Let’s look a the primes, genuine and fake, less than *N* = 200. We’ll take the distribution of digits in the list of primes as the expected values and compare to the distribution of the digits in the fake primes.

When I ran this experiment, I got a chi-squared value of 7.77. This is an unremarkable value for a sample from a chi-squared distribution with 9 degrees of freedom. (There are ten digits, but only nine degrees of freedom because if you rule out nine possibilities then digit is determined with certainty.)

The *p*-value in this case, the probability of seeing a value as large as the one we saw or larger, is 0.557.

Next I increased *N* to 1,000 and ran the experiment again. Now I got a chi-squared value of 19.08, with a corresponding *p*-value of 0.024. When I set *N* to 10,000 I got a chi-squared value of 18.19, with a corresponding *p*-value of 0.033.

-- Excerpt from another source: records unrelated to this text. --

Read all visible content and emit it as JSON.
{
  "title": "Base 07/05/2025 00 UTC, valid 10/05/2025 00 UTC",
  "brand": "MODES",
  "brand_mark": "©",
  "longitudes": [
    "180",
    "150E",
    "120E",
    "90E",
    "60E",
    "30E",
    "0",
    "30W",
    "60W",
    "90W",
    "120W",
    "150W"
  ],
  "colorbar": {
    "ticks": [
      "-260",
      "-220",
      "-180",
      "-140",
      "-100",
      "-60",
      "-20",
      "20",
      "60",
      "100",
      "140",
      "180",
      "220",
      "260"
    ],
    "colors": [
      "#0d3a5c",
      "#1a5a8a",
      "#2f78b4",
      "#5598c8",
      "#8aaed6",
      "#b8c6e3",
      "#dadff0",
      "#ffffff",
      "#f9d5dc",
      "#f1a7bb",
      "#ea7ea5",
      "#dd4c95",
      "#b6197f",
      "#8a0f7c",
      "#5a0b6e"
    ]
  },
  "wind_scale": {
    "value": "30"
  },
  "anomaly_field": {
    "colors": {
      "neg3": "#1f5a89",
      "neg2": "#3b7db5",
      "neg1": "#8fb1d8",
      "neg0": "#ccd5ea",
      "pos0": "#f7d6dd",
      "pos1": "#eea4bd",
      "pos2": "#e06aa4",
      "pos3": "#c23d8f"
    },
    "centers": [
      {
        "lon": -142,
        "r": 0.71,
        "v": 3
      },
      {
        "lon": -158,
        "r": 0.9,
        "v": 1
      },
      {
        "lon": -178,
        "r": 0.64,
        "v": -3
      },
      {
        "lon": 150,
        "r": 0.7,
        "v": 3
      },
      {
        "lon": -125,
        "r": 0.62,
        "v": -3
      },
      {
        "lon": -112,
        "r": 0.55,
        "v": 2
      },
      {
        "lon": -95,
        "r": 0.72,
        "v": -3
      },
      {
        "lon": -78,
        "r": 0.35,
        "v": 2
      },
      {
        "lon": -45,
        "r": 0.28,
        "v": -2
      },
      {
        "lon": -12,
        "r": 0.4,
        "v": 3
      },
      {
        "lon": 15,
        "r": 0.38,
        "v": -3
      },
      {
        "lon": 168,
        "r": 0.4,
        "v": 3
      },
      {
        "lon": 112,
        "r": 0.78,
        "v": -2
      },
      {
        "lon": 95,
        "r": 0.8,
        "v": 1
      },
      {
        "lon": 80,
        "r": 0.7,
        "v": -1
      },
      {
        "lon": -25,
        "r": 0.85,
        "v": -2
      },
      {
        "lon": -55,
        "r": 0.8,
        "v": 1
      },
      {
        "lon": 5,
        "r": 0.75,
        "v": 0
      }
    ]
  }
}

When I used *N* = 100,000 I got a chi-squared value of 130.26, corresponding to a *p*-value of 10^{-23}. Finally, when I used *N* = 1,000,000 I got a chi-squared value of 984.7 and a *p*-value of 3.4 × 10^{-206}.

In short, the chi-squared test needs a fair amount of data to tell that fake primes are fake. The distribution of digits for samples of fake primes less than a thousand or so is plausibly the same as that of actual primes, as far as the test can distinguish. But the chi-squared values get implausibly large for fake primes up to 100,000.

This question has some parallels with RNG quality checks. A single test usually not sufficient to detect randomness.